Use Detailed Definitions in Lease's Restrictive Covenant
If you've negotiated a restrictive covenant with the owner of space you'll be leasing, don't assume that prohibiting it from leasing to other tenants with businesses similar to yours is enough protection. If you refer to your business too broadly in your restrictive covenant, also known as a noncompete clause, it could create a loophole that would make it easy for the owner to lease to a competing business without breaching your lease.

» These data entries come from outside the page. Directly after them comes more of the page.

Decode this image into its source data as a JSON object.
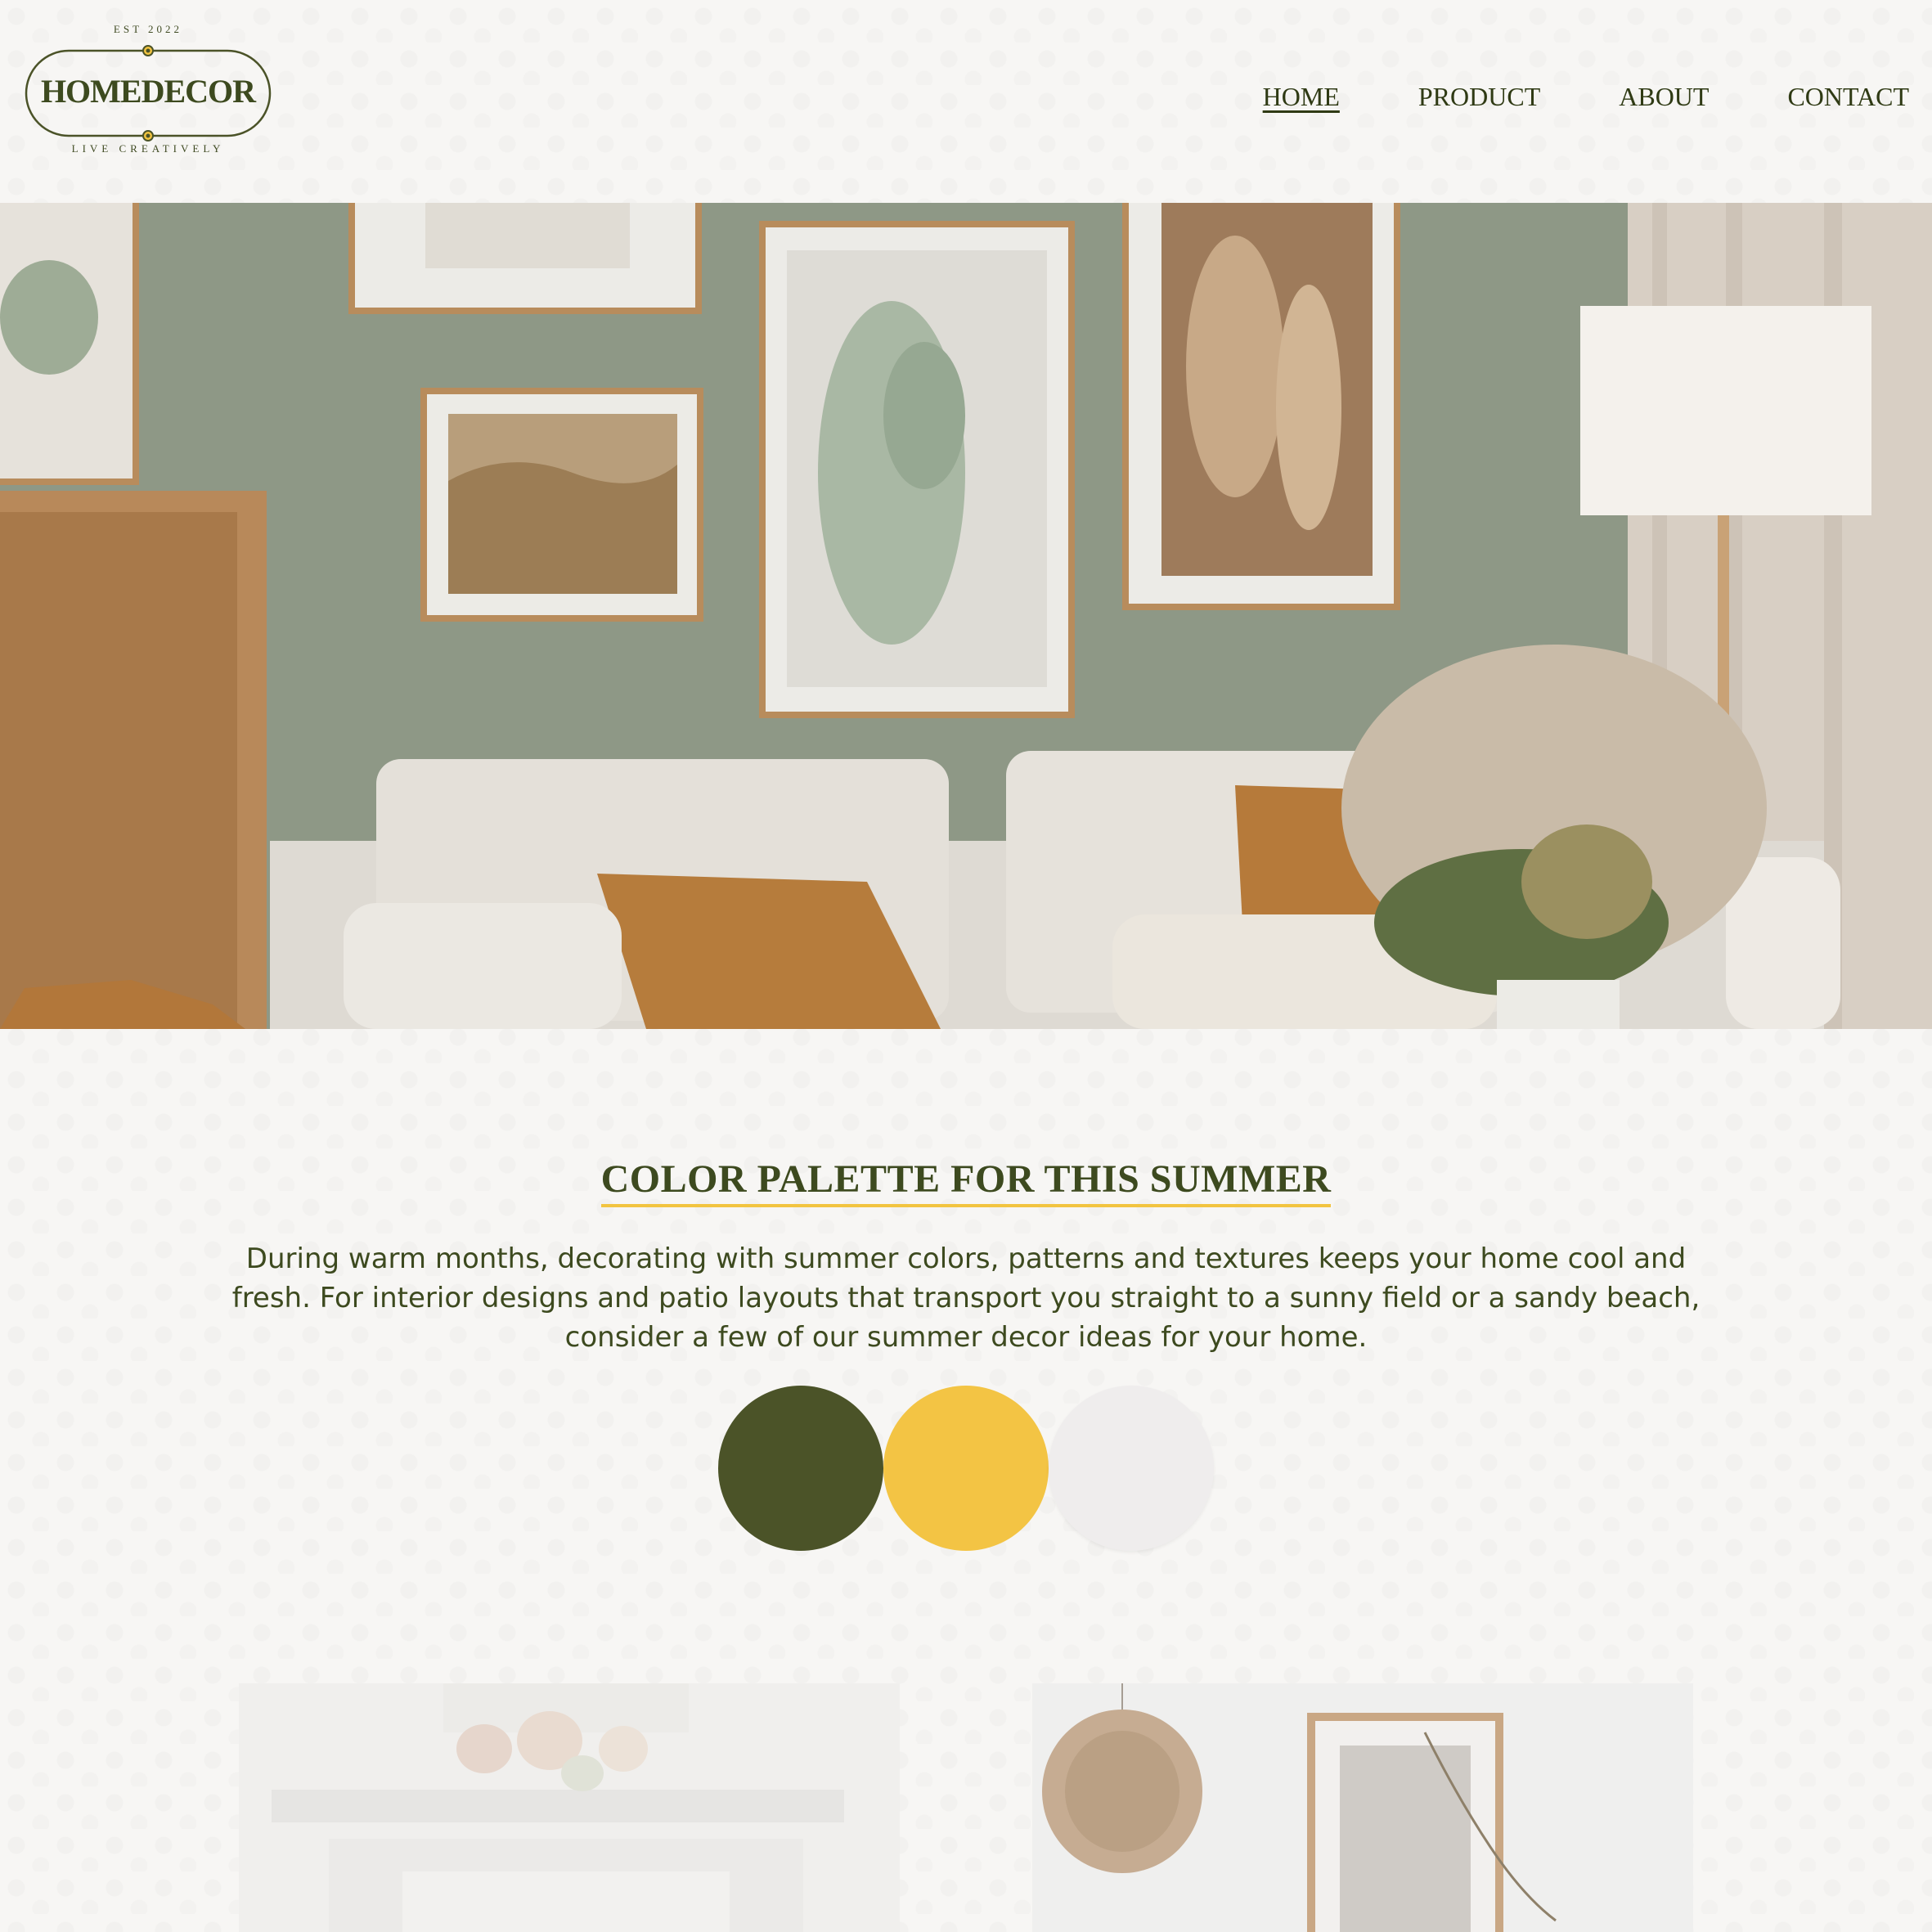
{
  "brand": {
    "est": "EST 2022",
    "name": "HOMEDECOR",
    "tagline": "LIVE CREATIVELY"
  },
  "nav": {
    "items": [
      {
        "label": "HOME",
        "active": true
      },
      {
        "label": "PRODUCT",
        "active": false
      },
      {
        "label": "ABOUT",
        "active": false
      },
      {
        "label": "CONTACT",
        "active": false
      }
    ]
  },
  "hero": {
    "image": "living-room-gallery-wall"
  },
  "palette_section": {
    "title": "COLOR PALETTE FOR THIS SUMMER",
    "description": "During warm months, decorating with summer colors, patterns and textures keeps your home cool and fresh. For interior designs and patio layouts that transport you straight to a sunny field or a sandy beach, consider a few of our summer decor ideas for your home.",
    "colors": [
      "#4b5328",
      "#f3c444",
      "#efeded"
    ]
  },
  "gallery": {
    "left_image": "fireplace-mantel-pumpkins",
    "right_image": "rattan-pendant-wall-art"
  }
}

That was the situation in a recent New York case. There, the restrictive covenant in a restaurant’s lease with a shopping center owner prohibited the owner from leasing to other “diner type” restaurants. When the owner began building out a portion of the center for a national specialty-hamburger restaurant and began negotiations with a restaurant serving soup and sandwiches, the tenant sued the owner for breaching its lease. The owner argued that the two new prospective tenants aren’t diners. Rather, they are so-called “fast casual” restaurants. The tenant asked for a judgment in its favor without a trial.
A trial court ruled in favor of the owner, noting that because the restrictive covenant failed to define “diner type” restaurant and required the parties to consult extrinsic evidence—namely, the tenant’s menu and the menus of the proposed new restaurant tenants—to determine its meaning, the lease was ambiguous on this point.
The court commented that, significantly, the word “diner” has traditionally been defined as “a small, informal, and inexpensive restaurant that looks like a railroad car.” Although the lease doesn’t explicitly define the word, it “evinces the parties’ expectation that a ‘diner type’ restaurant would be limited to a small ‘eat-in' sit-down restaurant in the diner format of both counter and table service, featuring a typical diner menu of burgers, salads, sandwiches, soups, eggs, other breakfast items, pastries, pies and non-alcoholic beverages,” the court determined.
In contrast, the menus of the prospective tenants are more “formulaic, purport to offer signature items unique to their respective chain restaurants, and are more formatted to invoke food items associated either with a 'bakery' or a 'fast casual' style restaurant,” the court concluded. This did not directly compete with the tenant’s business. The court decided that the owner hadn’t breached the lease [Spiro & Niketas Food Corp. v. MLO Great S. Bay LLC, June 2014].